Je le fixe, lui et son charmant sourire, qui décidément me plait énormément. Tout autant que ses plaisanteries et autres allusions qu’il me souffle. Il se penche vers moi. Et si jusqu’à présent, nous pouvions faire illusion de loin, je doute que ce soit encore le cas. Mais il n’y a personne, et j’en suis fort soulagée. Je n’arrêterais ce jeu pour rien au monde pour le moment.
Je hausse les sourcils.

« Je vous avais dit ne pas être si aisée à déconcerter non ? » Je me penche à mon tour légèrement vers lui, en souriant. « Voyez ça comme un défi à relever, je suis persuadée que vous aimez cela. Et vous réussirez… »

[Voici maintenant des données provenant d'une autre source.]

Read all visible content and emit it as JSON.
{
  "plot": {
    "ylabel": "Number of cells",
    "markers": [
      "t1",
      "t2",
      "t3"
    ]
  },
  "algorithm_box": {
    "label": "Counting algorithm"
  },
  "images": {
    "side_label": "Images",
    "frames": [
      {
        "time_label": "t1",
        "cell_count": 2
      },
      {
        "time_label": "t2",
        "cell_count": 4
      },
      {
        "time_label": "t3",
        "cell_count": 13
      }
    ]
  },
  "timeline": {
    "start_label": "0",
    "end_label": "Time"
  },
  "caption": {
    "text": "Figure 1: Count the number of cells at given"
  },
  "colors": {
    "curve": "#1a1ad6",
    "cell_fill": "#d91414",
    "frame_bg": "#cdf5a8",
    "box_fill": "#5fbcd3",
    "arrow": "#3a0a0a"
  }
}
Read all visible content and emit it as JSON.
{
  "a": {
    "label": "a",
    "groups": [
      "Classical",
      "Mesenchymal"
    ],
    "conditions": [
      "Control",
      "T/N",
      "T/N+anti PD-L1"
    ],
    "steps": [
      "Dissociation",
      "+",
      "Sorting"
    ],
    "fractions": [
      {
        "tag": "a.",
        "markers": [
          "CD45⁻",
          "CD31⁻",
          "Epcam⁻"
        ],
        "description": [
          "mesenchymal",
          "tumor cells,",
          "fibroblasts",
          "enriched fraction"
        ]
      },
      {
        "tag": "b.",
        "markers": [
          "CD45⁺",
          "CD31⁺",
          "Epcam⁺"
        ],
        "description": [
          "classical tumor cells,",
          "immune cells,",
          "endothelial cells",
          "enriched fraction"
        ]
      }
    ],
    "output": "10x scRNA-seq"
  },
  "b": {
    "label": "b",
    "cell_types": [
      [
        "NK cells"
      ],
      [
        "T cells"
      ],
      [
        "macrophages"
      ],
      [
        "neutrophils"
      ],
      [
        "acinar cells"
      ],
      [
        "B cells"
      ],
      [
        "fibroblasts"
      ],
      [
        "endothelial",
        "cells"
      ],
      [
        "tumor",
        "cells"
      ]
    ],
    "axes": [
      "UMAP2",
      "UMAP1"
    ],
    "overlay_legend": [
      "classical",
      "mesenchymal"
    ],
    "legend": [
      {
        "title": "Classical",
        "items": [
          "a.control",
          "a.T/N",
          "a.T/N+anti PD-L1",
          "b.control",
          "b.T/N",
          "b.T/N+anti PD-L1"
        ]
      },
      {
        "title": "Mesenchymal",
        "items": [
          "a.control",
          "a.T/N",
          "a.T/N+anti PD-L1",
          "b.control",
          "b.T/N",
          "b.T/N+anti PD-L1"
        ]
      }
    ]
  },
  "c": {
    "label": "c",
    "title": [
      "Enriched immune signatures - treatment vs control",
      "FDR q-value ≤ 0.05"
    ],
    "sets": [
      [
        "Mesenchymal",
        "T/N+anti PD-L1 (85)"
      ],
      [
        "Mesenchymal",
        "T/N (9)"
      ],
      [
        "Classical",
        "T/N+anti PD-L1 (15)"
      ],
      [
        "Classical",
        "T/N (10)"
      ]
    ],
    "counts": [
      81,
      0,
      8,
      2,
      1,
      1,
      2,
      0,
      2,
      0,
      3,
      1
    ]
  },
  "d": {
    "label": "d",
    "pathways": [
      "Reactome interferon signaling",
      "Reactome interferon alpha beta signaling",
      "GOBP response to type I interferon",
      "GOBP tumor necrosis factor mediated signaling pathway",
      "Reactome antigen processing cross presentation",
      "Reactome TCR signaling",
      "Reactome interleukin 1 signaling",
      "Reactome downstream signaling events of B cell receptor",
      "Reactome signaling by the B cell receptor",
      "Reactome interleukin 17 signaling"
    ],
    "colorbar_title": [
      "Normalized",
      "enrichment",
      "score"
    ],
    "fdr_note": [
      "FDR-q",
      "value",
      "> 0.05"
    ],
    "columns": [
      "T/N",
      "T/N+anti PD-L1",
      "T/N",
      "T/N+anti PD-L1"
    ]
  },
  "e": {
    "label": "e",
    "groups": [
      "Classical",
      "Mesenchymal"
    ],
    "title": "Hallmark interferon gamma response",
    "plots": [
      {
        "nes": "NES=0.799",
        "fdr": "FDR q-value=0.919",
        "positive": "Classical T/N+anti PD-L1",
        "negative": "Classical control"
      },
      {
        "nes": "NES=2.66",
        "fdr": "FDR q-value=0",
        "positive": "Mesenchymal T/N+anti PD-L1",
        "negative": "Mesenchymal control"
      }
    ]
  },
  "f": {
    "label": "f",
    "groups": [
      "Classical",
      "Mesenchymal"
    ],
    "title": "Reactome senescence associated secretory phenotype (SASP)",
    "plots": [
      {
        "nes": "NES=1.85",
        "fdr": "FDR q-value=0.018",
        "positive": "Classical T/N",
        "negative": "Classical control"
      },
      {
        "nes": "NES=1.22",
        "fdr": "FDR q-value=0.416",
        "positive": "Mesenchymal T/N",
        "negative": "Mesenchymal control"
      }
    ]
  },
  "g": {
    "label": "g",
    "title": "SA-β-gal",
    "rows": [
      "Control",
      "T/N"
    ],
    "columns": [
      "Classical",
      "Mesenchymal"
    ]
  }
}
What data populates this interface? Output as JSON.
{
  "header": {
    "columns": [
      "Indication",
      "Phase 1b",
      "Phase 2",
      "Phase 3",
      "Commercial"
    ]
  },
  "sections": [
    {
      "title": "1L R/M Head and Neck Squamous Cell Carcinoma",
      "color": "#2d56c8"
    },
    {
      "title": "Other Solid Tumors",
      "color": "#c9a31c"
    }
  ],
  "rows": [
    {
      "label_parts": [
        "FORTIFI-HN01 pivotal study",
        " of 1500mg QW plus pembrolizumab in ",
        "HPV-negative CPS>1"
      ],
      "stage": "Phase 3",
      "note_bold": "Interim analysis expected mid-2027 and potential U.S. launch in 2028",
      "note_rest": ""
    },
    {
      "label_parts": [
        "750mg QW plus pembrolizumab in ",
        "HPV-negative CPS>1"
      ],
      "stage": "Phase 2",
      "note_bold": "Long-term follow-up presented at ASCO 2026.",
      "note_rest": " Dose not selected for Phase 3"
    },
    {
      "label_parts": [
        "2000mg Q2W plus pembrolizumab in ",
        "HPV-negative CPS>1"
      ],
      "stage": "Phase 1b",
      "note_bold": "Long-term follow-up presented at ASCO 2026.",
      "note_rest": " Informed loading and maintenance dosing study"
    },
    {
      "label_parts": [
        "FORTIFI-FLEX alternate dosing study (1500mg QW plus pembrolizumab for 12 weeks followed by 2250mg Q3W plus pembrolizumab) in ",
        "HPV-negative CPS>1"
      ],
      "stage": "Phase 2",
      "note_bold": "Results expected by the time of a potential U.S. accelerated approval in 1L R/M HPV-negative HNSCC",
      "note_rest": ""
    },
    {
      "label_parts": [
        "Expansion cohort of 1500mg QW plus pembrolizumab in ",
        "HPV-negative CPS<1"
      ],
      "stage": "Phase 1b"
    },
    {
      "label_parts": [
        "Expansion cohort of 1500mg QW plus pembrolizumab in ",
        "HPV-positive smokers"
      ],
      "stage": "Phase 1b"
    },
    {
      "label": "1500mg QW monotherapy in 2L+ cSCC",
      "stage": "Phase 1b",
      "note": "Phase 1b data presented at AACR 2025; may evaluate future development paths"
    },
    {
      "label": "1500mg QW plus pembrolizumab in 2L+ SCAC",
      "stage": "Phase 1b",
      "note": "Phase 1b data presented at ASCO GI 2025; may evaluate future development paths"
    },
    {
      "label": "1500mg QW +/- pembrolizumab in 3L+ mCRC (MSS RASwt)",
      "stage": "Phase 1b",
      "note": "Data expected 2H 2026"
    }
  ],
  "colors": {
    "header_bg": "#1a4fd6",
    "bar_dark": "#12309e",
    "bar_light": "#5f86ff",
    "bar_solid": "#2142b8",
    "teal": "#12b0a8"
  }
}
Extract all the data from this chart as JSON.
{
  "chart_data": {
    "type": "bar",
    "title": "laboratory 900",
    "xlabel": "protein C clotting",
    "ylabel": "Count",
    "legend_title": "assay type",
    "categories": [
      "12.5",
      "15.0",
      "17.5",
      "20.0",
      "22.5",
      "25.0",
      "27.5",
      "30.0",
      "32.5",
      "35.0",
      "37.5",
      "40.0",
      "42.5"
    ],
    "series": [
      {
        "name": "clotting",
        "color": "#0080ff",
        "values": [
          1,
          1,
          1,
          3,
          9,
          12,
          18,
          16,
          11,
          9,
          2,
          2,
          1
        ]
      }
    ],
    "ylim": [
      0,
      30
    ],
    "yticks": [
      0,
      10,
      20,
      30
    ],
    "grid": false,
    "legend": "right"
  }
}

Et si durant tout cet échange, j’ai fini par oublié le choc premier et sa blessure, celle-ci se rappelle bien vite à moi. Je lui souris et acquiesce alors que pour le coup, il se force quelque peu à sourire.

« C’est un fait. Je ne vous laisserais pas souffrir sans but. »

Et je ne sais si c’est la chaleur ou le fait de se retrouver véritablement seuls, mais le jeu s’accentue, ou délaisse la place à un autre, beaucoup plus voluptueux et délicieux encore.
Il se montre encore plus joueur et entreprenant. Et je le suis plus volontiers encore. Il va plus loin, toujours plus loin, et m’entraine avec lui, alors que je succombe avec plaisir. Ou est-ce l’inverse ? Je ne le sais avec certitude. Et cela ne m’importe absolument pas. La seule certitude que je peux avoir, c’est que je le veux, lui, maintenant.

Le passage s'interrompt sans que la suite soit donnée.